Hors de question d’être un premier ministre de gauche d’un gouvernement de droite, assure, en privé, le Normand. S’il a claqué la porte du PS lorsque la Nouvelle Union populaire écologique et sociale (ancêtre du Nouveau Front populaire, NFP) a vu le jour, en 2022, il estime n’avoir jamais « trahi son camp ». Avec certains, il est encore plus clair : « Ce sera un gouvernement de vraie cohabitation, et un gouvernement de gauche. » Avant d’accepter cette mission, Bernard Cazeneuve irait poser la « question de confiance » aux groupes parlementaires, et notamment à la gauche, pour s’assurer qu’il ne serait pas censuré immédiatement et qu’il pourrait incarner une certaine stabilité.
Incrédulité au PS
L’homme n’a pas fait campagne dans son ancienne famille politique, même s’il échange toujours avec quelques proches. Comme avec son ami François Hollande, avec lequel il a évoqué l’hypothèse de Matignon. Aux universités d’été du PS, qui se tiennent à Blois du 29 au 31 août, son éventuelle nomination à Matignon suscitait, jeudi, l’incrédulité. « La raison pour laquelle Emmanuel Macron refuse le Nouveau Front populaire, c’est qu’il a précisément peur qu’on augmente le smic, qu’on décale dans le temps la réforme des retraites avant de passer à l’étape législative. Donc, je ne vois pas pourquoi il offrirait à Bernard Cazeneuve ce qu’il a refusé au NFP », pense tout haut le premier secrétaire du PS, Olivier Faure, qui n’a pas de contacts avec Bernard Cazeneuve, avec lequel les relations sont glaciales.

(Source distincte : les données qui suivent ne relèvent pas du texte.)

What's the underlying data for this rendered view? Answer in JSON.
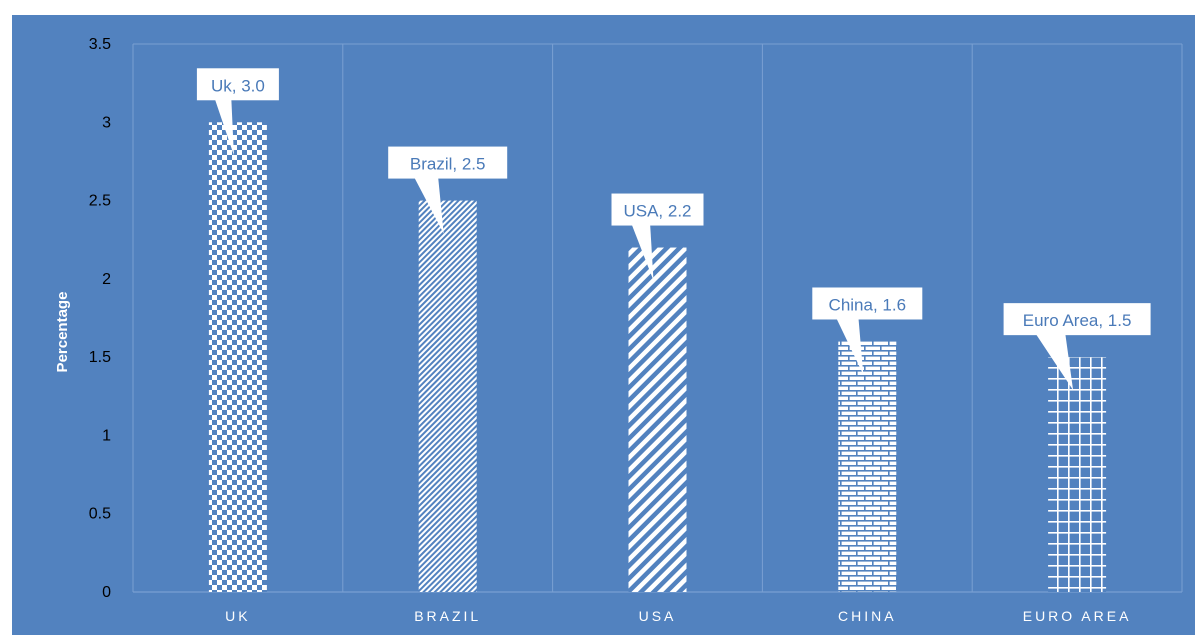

« Penser qu’il pourrait y avoir un premier ministre de gauche, qui ferait une politique de gauche, à l’initiative de Macron, ça n’existe pas », embraye l’eurodéputé socialiste Christophe Clergeau, proche d’Olivier Faure, pour qui la haut fonctionnaire Lucie Castets reste « la candidate du NFP à Matignon ». Cette dernière vient d’ailleurs d’annoncer qu’elle renonçait à son poste à la Mairie de Paris pour poursuivre sa campagne.
A gauche, beaucoup parient que tout nouveau premier ministre aura une durée de vie assez courte, rouvrant la voie pour le NFP. Mais si Bernard Cazeneuve a plus de chance que Lucie Castets de ne pas être renversé, c’est aussi parce que cette dernière est vue par les macronistes comme « un jouet de Mélenchon », explique un socialiste, qui préfère rester anonyme.« La nomination de Bernard Cazeneuve ferait des dégâts dans les rangs parlementaires du PS et affaiblirait mécaniquement notre coalition », pronostiquait le leader de La France insoumise, jeudi, dans son blog.
La nomination du premier ministre pourrait intervenir dimanche 1er septembre, à la veille de la rentrée scolaire. « Je parlerai aux Français en temps voulu et dans le bon cadre », a annoncé Emmanuel Macron, lors d’une conférence de presse à Belgrade, jeudi. « Croyez bien que je fais tous mes efforts, et les jours et les nuits, et que je le fais depuis des semaines, même si vous ne l’avez pas forcément vu, pour aboutir à la meilleure solution pour le pays », a-t-il aussi précisé. Il est, concède-t-on à l’Elysée, « dangereux de s’engager sur un calendrier », alors qu’il s’agit pour le chef de l’Etat de sauter dans l’inconnu.